July 27, 2017

Edit Your Backing Tracks

Here is a video about how to add choruses to your backing track to give you more soloing time. It is done here on Logic Pro X, but the basic principles will apply to other DAWs also. 

A basic knowledge of working with DAWs is required - not everyone will be able to do this.


In this video we will be looking at how to add extra soloing choruses to your Jazzbacks backing track using Logic Pro X – in 10 steps.


Step 1. Find the tempo of your backing track.

You can find this information displayed at the jazzbacks website’s product pages.

While you are there, make a note of the song arrangement – how long the intro is, the heads, and how many solo sections are already there.

Step 2. Back on your Digital Audio Workstation, or DAW, set the tempo to 128 bpm ... and set your snap... to bar.

Step 3. Now drag your audio file onto your DAW.

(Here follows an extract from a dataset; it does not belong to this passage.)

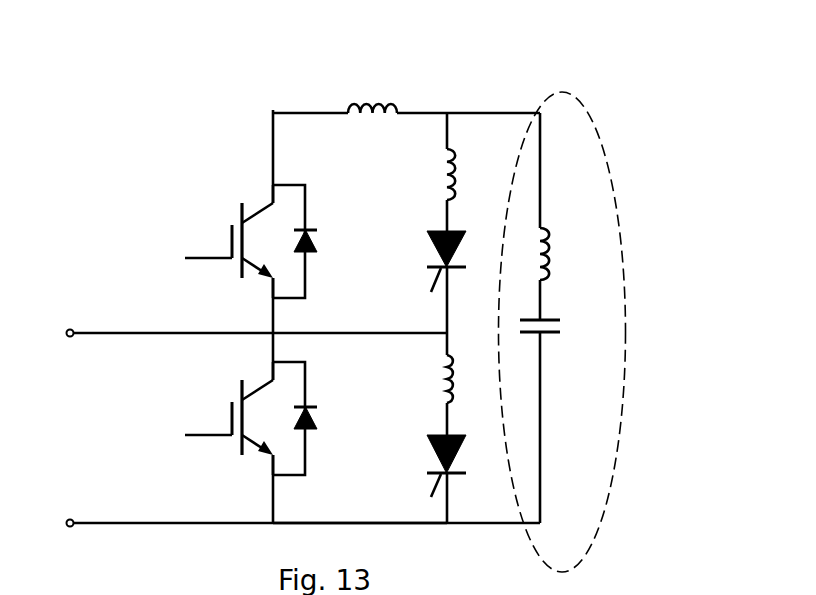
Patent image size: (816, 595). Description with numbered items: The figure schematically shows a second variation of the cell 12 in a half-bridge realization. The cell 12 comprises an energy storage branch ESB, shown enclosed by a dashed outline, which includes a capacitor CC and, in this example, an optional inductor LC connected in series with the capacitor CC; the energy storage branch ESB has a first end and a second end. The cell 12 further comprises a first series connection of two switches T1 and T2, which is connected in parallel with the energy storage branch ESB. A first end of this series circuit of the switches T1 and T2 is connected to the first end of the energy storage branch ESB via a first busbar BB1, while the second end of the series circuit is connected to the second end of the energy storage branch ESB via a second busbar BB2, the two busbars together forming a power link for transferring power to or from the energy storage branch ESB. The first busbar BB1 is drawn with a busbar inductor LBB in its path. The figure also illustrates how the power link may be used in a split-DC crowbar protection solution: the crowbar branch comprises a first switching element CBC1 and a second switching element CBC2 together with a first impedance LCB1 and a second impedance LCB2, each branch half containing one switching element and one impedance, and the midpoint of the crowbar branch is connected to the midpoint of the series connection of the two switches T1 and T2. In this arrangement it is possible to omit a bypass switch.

Step 4. Set your snap to ‘beat’ and drag your audio file forward 1 beat (or quarter note).

Step 5. Turn on your metronome … and check that the track lines up correctly with your grid.

Now, set your snap back to ‘bar’.

Step 6.  Locate the first bar of the solo section...   Using the scissors, cut the file at the start of the first bar of the solo. …

Then, find the end of the first solo section and cut at the end of the solo...

Step 7. Drag the end of the song out towards the right of the screen, giving yourself enough room to paste your copies of the solo in.

Step 8. Copy the sectioned solo...   and paste it... at the end of the solo that you have copied... Repeat this process for as many solo sections as you want to have.

Step 9.  Drag the end section back to the left... so that is at the end of your last copied solo region.

Step 10. Check your new edit points for glitches or awkward sounding crossover points.... If you need to, you can adjust them by setting the snap to ‘off’ and experimenting with the crossover points until you achieve a satisfactory result.

Remember, you can always use the Command – Z combination to undo your latest edit. Always keep your original file hany in case you want to go back to square one again.

When you are happy with your track, you can bounce it down and create a new audio file.